Will Karen Lewis run against Rahm Emanuel? Should reparations be on the political agenda? That and more on this episode.
We’re happy to finally present the second episode of Jacobin Radio Chicago, hosted by Keeanga-Yamahtta Taylor and Micah Uetricht.
Featured in this episode is an interview with Chicago Teachers Union organizer Brandon Johnson on the union’s new political initiative, an “independent political organization,” recently announced as United Working Families.

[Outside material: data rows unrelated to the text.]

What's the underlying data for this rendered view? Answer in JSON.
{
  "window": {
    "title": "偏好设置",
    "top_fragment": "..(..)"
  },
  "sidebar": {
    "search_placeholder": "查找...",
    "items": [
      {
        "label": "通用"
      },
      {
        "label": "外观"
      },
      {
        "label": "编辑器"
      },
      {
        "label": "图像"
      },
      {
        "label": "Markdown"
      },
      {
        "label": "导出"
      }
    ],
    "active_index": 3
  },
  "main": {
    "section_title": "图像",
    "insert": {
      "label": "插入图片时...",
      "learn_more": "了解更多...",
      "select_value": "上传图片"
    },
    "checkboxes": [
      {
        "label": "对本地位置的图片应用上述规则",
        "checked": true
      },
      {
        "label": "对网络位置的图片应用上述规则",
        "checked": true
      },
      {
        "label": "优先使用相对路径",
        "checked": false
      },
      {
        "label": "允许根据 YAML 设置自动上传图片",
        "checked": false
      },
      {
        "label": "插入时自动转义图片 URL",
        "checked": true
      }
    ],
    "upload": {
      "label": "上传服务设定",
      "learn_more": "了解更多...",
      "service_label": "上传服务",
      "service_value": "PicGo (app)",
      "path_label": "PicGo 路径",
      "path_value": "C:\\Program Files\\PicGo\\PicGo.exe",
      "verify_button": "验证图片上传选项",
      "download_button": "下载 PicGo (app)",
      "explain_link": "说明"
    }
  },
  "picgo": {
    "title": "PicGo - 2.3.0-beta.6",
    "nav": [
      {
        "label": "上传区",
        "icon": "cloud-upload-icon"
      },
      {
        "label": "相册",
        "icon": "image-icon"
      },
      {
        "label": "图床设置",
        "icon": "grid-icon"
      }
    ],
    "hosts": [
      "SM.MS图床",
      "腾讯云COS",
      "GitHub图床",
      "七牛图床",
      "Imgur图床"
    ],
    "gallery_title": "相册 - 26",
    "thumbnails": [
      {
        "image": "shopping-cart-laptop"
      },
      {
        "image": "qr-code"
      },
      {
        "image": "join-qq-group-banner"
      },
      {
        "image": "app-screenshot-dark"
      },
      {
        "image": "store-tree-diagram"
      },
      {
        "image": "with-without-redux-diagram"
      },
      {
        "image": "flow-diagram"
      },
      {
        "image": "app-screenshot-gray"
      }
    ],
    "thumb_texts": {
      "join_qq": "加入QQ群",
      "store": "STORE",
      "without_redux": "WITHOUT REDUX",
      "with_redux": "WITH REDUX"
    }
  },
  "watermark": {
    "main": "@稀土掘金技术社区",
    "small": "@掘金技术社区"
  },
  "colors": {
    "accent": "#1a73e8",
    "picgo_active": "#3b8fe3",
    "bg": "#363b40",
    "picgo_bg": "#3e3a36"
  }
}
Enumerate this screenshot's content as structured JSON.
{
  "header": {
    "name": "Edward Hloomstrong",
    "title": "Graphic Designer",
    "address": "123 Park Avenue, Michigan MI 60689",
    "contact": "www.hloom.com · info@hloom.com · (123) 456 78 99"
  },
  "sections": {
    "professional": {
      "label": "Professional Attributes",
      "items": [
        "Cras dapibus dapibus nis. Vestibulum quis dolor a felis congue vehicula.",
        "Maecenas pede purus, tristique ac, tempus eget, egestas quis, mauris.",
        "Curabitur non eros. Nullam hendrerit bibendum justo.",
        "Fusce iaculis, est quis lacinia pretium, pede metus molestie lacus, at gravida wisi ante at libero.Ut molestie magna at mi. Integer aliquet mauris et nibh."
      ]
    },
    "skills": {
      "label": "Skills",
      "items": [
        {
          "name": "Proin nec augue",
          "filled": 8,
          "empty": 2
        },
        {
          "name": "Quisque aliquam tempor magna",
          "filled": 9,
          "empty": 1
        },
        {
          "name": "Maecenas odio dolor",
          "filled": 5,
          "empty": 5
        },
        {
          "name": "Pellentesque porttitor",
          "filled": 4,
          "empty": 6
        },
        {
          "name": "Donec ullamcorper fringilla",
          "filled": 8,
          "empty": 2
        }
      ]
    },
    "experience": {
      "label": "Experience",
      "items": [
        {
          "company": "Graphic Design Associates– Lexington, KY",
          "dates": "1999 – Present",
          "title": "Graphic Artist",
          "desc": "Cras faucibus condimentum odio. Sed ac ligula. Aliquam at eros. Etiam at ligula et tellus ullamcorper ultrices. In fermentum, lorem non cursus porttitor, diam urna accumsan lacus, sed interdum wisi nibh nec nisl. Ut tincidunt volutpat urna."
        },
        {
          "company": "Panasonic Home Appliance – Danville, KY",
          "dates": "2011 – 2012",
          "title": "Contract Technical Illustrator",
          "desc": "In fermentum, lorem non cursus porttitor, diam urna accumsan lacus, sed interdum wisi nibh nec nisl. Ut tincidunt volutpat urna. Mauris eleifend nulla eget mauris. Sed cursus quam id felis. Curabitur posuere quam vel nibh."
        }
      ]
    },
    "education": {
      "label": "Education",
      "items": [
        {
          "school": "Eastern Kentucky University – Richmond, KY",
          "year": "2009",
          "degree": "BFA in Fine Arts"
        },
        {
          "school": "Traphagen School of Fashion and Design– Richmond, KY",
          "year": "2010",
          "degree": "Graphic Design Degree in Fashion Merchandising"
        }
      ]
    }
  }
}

Interviewed earlier this year, Johnson explains how the union, in partnership with a Service Employees International Union local and several community groups, decided that they needed to change the way unions and progressive groups engaged in electoral politics — due in part to frustration over issues like the recent spate of fifty school closures and the city’s unelected school board that the union thinks cannot be resolved without a significant change in the composition of the city’s elected officials.
The CTU has indicated a willingness to break from labor’s close and uncritical relationship to the Democratic Party in the past, opting to enter into combat with many conservative Democrats; the formation of UWF is the clearest indication of this stance yet. Johnson emphasizes that though the organization will prioritize taking on conservative Democrats in city council, state representative, and mayoral elections, and that there is “some stomach” for breaking with the Democrats in some races, the union will not be making a clean break with the Democratic Party any time soon.
Many on the Left have long clamored for unions to take on the Democratic Party and its long rightward drift. The UWF will be worth watching in the coming months and years as a potential model for how unions and community groups might do this.
Also discussed is the recent announcement that CTU President Karen Lewis is weighing a run against Rahm Emanuel for mayor, gun violence in the city, Ta-Nehisi Coates’s recent piece on reparations for African Americans and Chicago’s influence on his thinking, and the city council candidacy of socialist Jorge Mújica.